Je me levai, un peu tremblante, et marchai jusqu'à la salle de bain. En allumant la lumière, j'aperçus mon reflet. Mon visage me parut étrange, totalement étranger. Mes traits semblaient fatigués, tirés. Je fixai mes yeux dans le miroir, cherchant... quelque chose, me cherchant moi.

- Ma vie m'appartient. Je fais mes propres choix maintenant, murmurai-je, mais ma voix sonnait creuse, même à mes propres oreilles, je ne me croyais même pas.
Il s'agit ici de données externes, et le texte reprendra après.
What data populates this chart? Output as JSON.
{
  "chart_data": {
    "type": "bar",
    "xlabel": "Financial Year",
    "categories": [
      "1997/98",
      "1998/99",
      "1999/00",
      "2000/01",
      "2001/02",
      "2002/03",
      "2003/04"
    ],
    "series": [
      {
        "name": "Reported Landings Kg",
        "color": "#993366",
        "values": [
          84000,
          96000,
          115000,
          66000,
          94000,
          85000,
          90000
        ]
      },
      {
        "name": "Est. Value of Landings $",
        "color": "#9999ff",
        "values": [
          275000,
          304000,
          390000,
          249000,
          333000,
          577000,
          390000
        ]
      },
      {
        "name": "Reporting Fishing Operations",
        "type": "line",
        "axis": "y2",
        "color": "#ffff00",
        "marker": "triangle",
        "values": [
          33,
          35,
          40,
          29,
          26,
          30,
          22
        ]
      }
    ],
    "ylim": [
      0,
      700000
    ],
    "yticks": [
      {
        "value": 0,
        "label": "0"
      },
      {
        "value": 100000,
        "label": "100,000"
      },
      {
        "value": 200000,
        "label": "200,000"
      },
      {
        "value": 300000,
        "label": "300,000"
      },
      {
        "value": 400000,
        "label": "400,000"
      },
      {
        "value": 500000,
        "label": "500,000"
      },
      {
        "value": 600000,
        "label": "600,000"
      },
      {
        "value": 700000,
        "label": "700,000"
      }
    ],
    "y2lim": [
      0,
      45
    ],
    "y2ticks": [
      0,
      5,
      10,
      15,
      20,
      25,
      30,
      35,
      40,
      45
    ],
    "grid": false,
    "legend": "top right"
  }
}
"Oh vraiment ?" répliqua la voix, moqueuse. "Et pourtant, chaque pas que tu fais semble encore résonner d'elle. C'est drôle, tu te mens même à toi-même maintenant."

Je serrai les poings, sentant mes ongles s'enfoncer dans mes paumes.

- Je n'ai pas besoin d'elle. J'ai le droit de vivre sans son ombre.

"Et pourtant, te voilà à débattre avec moi, dans ce miroir. Moi, je ne suis qu'une partie de toi... une partie qu'elle a créée."

Je sentis ma gorge se nouer, mes yeux s'embuer.